Here are some ways you can prevent bone loss:
- Do weight-bearing exercises. Weight-bearing exercises are activities that move against gravity. Yoga, hiking, and strength training exercises (free weights, elastic bands, or machines) are all effective at maintaining bone density.
- Try high-impact exercises. Running, jumping rope, tennis, and dancing are high-impact exercises which increase bone strength. Discuss this type of exercise with your healthcare practitioner before you start—if you've already lost some bone density, you need to be extra careful.

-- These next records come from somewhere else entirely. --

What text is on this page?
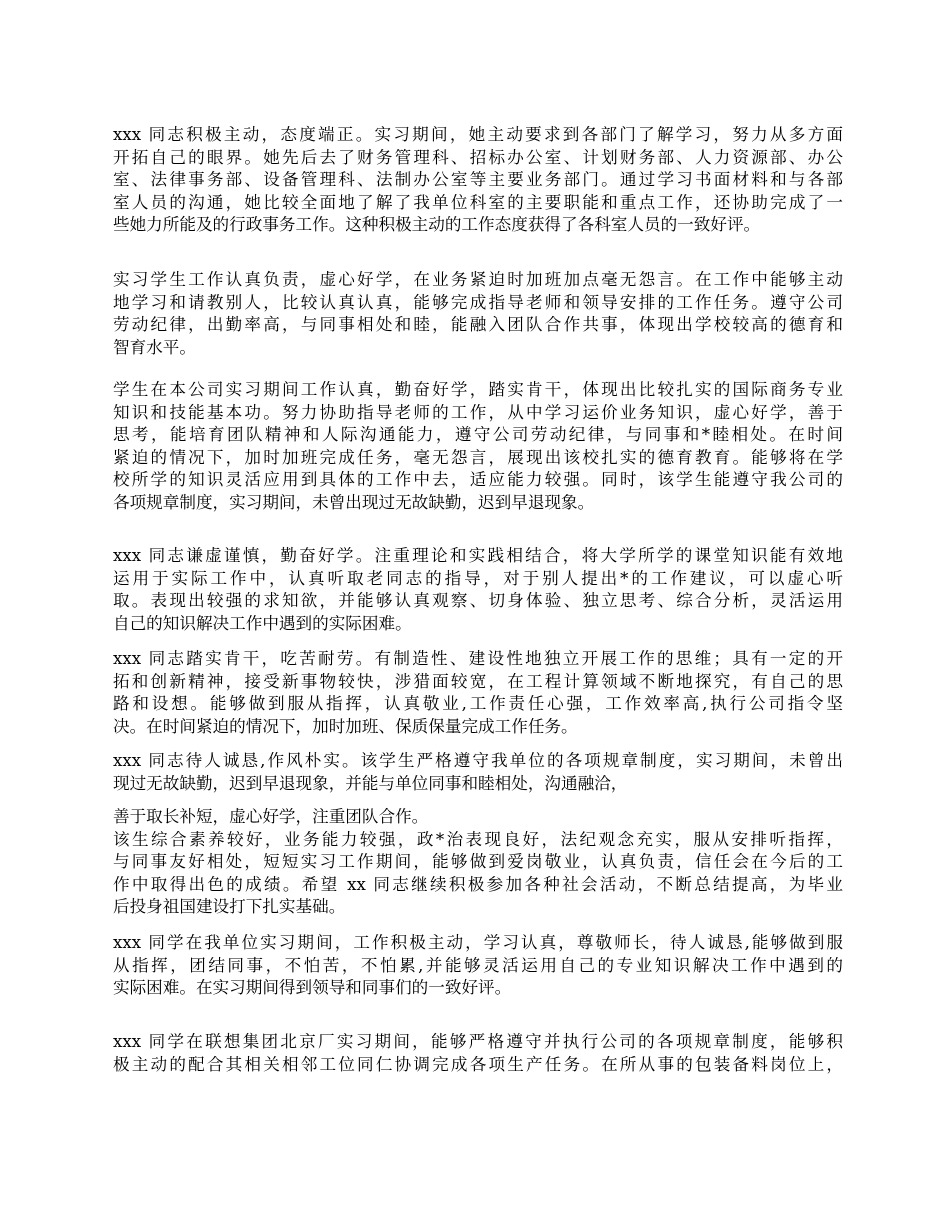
xxx 同志积极主动，态度端正。实习期间，她主动要求到各部门了解学习，努力从多方面
开拓自己的眼界。她先后去了财务管理科、招标办公室、计划财务部、人力资源部、办公
室、法律事务部、设备管理科、法制办公室等主要业务部门。通过学习书面材料和与各部
室人员的沟通，她比较全面地了解了我单位科室的主要职能和重点工作，还协助完成了一
些她力所能及的行政事务工作。这种积极主动的工作态度获得了各科室人员的一致好评。
实习学生工作认真负责，虚心好学，在业务紧迫时加班加点毫无怨言。在工作中能够主动
地学习和请教别人，比较认真认真，能够完成指导老师和领导安排的工作任务。遵守公司
劳动纪律，出勤率高，与同事相处和睦，能融入团队合作共事，体现出学校较高的德育和
智育水平。
学生在本公司实习期间工作认真，勤奋好学，踏实肯干，体现出比较扎实的国际商务专业
知识和技能基本功。努力协助指导老师的工作，从中学习运价业务知识，虚心好学，善于
思考，能培育团队精神和人际沟通能力，遵守公司劳动纪律，与同事和*睦相处。在时间
紧迫的情况下，加时加班完成任务，毫无怨言，展现出该校扎实的德育教育。能够将在学
校所学的知识灵活应用到具体的工作中去，适应能力较强。同时，该学生能遵守我公司的
各项规章制度，实习期间，未曾出现过无故缺勤，迟到早退现象。
xxx 同志谦虚谨慎，勤奋好学。注重理论和实践相结合，将大学所学的课堂知识能有效地
运用于实际工作中，认真听取老同志的指导，对于别人提出*的工作建议，可以虚心听
取。表现出较强的求知欲，并能够认真观察、切身体验、独立思考、综合分析，灵活运用
自己的知识解决工作中遇到的实际困难。
xxx 同志踏实肯干，吃苦耐劳。有制造性、建设性地独立开展工作的思维；具有一定的开
拓和创新精神，接受新事物较快，涉猎面较宽，在工程计算领域不断地探究，有自己的思
路和设想。能够做到服从指挥，认真敬业,工作责任心强，工作效率高,执行公司指令坚
决。在时间紧迫的情况下，加时加班、保质保量完成工作任务。
xxx 同志待人诚恳,作风朴实。该学生严格遵守我单位的各项规章制度，实习期间，未曾出
现过无故缺勤，迟到早退现象，并能与单位同事和睦相处，沟通融洽，
善于取长补短，虚心好学，注重团队合作。
该生综合素养较好，业务能力较强，政*治表现良好，法纪观念充实，服从安排听指挥，
与同事友好相处，短短实习工作期间，能够做到爱岗敬业，认真负责，信任会在今后的工
作中取得出色的成绩。希望 xx 同志继续积极参加各种社会活动，不断总结提高，为毕业
后投身祖国建设打下扎实基础。
xxx 同学在我单位实习期间，工作积极主动，学习认真，尊敬师长，待人诚恳,能够做到服
从指挥，团结同事，不怕苦，不怕累,并能够灵活运用自己的专业知识解决工作中遇到的
实际困难。在实习期间得到领导和同事们的一致好评。
xxx 同学在联想集团北京厂实习期间，能够严格遵守并执行公司的各项规章制度，能够积
极主动的配合其相关相邻工位同仁协调完成各项生产任务。在所从事的包装备料岗位上，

- Quit smoking. Smoking triggers bone demineralization, which can weaken bones and accelerate the development of osteoporosis.

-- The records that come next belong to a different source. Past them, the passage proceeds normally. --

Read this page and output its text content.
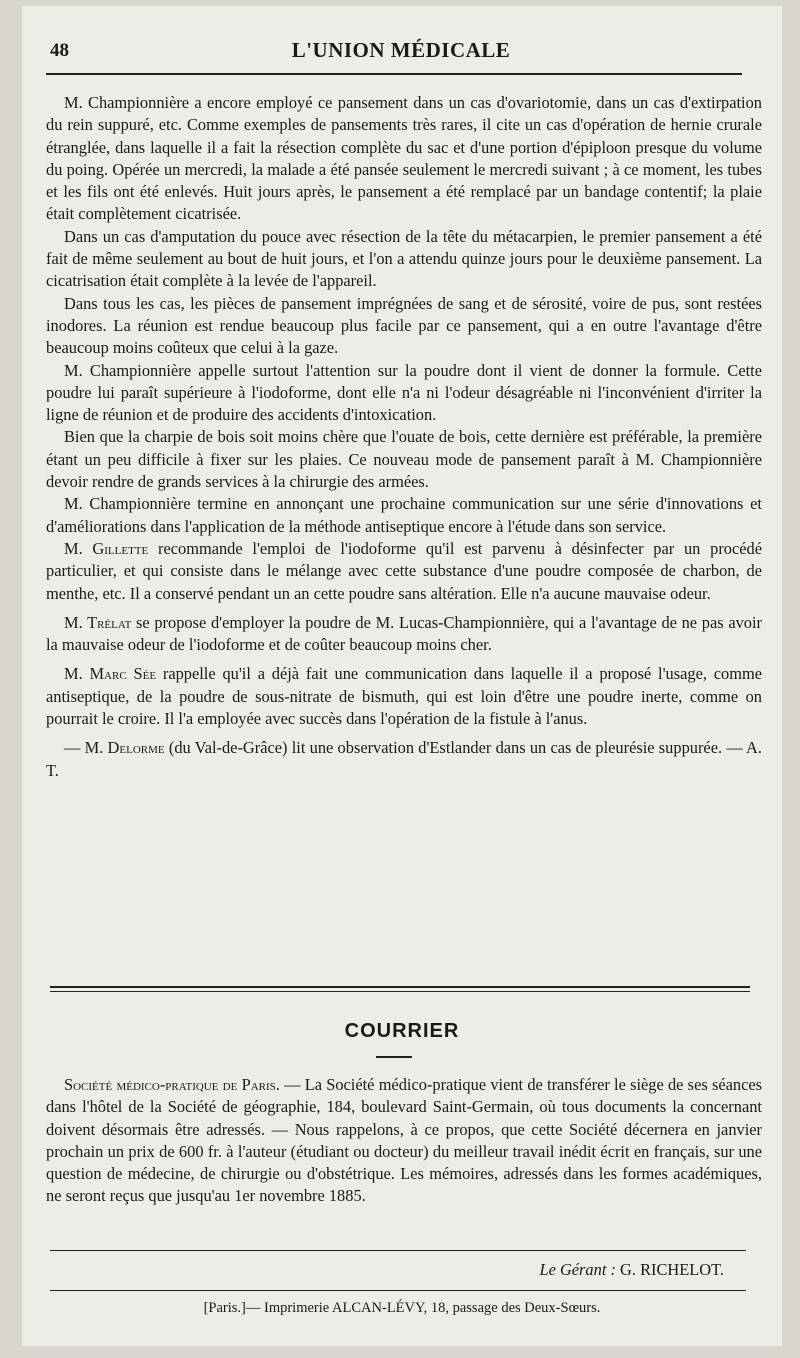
48	L'UNION MÉDICALE

M. Championnière a encore employé ce pansement dans un cas d'ovariotomie, dans un cas d'extirpation du rein suppuré, etc. Comme exemples de pansements très rares, il cite un cas d'opération de hernie crurale étranglée, dans laquelle il a fait la résection complète du sac et d'une portion d'épiploon presque du volume du poing. Opérée un mercredi, la malade a été pansée seulement le mercredi suivant ; à ce moment, les tubes et les fils ont été enlevés. Huit jours après, le pansement a été remplacé par un bandage contentif; la plaie était complètement cicatrisée.

Dans un cas d'amputation du pouce avec résection de la tête du métacarpien, le premier pansement a été fait de même seulement au bout de huit jours, et l'on a attendu quinze jours pour le deuxième pansement. La cicatrisation était complète à la levée de l'appareil.

Dans tous les cas, les pièces de pansement imprégnées de sang et de sérosité, voire de pus, sont restées inodores. La réunion est rendue beaucoup plus facile par ce pansement, qui a en outre l'avantage d'être beaucoup moins coûteux que celui à la gaze.

M. Championnière appelle surtout l'attention sur la poudre dont il vient de donner la formule. Cette poudre lui paraît supérieure à l'iodoforme, dont elle n'a ni l'odeur désagréable ni l'inconvénient d'irriter la ligne de réunion et de produire des accidents d'intoxication.

Bien que la charpie de bois soit moins chère que l'ouate de bois, cette dernière est préférable, la première étant un peu difficile à fixer sur les plaies. Ce nouveau mode de pansement paraît à M. Championnière devoir rendre de grands services à la chirurgie des armées.

M. Championnière termine en annonçant une prochaine communication sur une série d'innovations et d'améliorations dans l'application de la méthode antiseptique encore à l'étude dans son service.

M. Gillette recommande l'emploi de l'iodoforme qu'il est parvenu à désinfecter par un procédé particulier, et qui consiste dans le mélange avec cette substance d'une poudre composée de charbon, de menthe, etc. Il a conservé pendant un an cette poudre sans altération. Elle n'a aucune mauvaise odeur.

M. Trélat se propose d'employer la poudre de M. Lucas-Championnière, qui a l'avantage de ne pas avoir la mauvaise odeur de l'iodoforme et de coûter beaucoup moins cher.

M. Marc Sée rappelle qu'il a déjà fait une communication dans laquelle il a proposé l'usage, comme antiseptique, de la poudre de sous-nitrate de bismuth, qui est loin d'être une poudre inerte, comme on pourrait le croire. Il l'a employée avec succès dans l'opération de la fistule à l'anus.

— M. Delorme (du Val-de-Grâce) lit une observation d'Estlander dans un cas de pleurésie suppurée. — A. T.

COURRIER

Société médico-pratique de Paris. — La Société médico-pratique vient de transférer le siège de ses séances dans l'hôtel de la Société de géographie, 184, boulevard Saint-Germain, où tous documents la concernant doivent désormais être adressés. — Nous rappelons, à ce propos, que cette Société décernera en janvier prochain un prix de 600 fr. à l'auteur (étudiant ou docteur) du meilleur travail inédit écrit en français, sur une question de médecine, de chirurgie ou d'obstétrique. Les mémoires, adressés dans les formes académiques, ne seront reçus que jusqu'au 1er novembre 1885.

Le Gérant : G. RICHELOT.
[Paris.]— Imprimerie ALCAN-LÉVY, 18, passage des Deux-Sœurs.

- Choose foods that support bone health. Certain minerals play a key role in maintaining bone health. If you cannot get sufficient amounts of minerals through food alone, talk with your healthcare provider to see if dietary supplements may be needed.
- Calcium: Most adults need approximately 1,000-1,200 milligrams of calcium each day. Good food sources of calcium include dairy products (milk, yogurt, cheese, cottage cheese) and green leafy vegetables (kale, collard greens, spinach).
- Vitamin D: It is recommended that most adults get 15-20 micrograms (600-800 IU) of vitamin D each day. Foods that are high in vitamin D include milk, cod liver oil, fish (trout, salmon, tuna), and fortified orange juice. Your body can also make vitamin D when the skin is exposed to sunlight for 5 to 30 minutes.
- Magnesium: Most adults need around 400 milligrams of magnesium each day. Good sources include wheat bran, pumpkin seeds, chia seeds, coconut milk, avocado, edamame, and quinoa.
Making lifestyle adjustments to preserve bone density can reduce your risk of developing osteoporosis and related bone disorders. The good news is that small changes like these can also have a positive impact on many other areas of your wellbeing.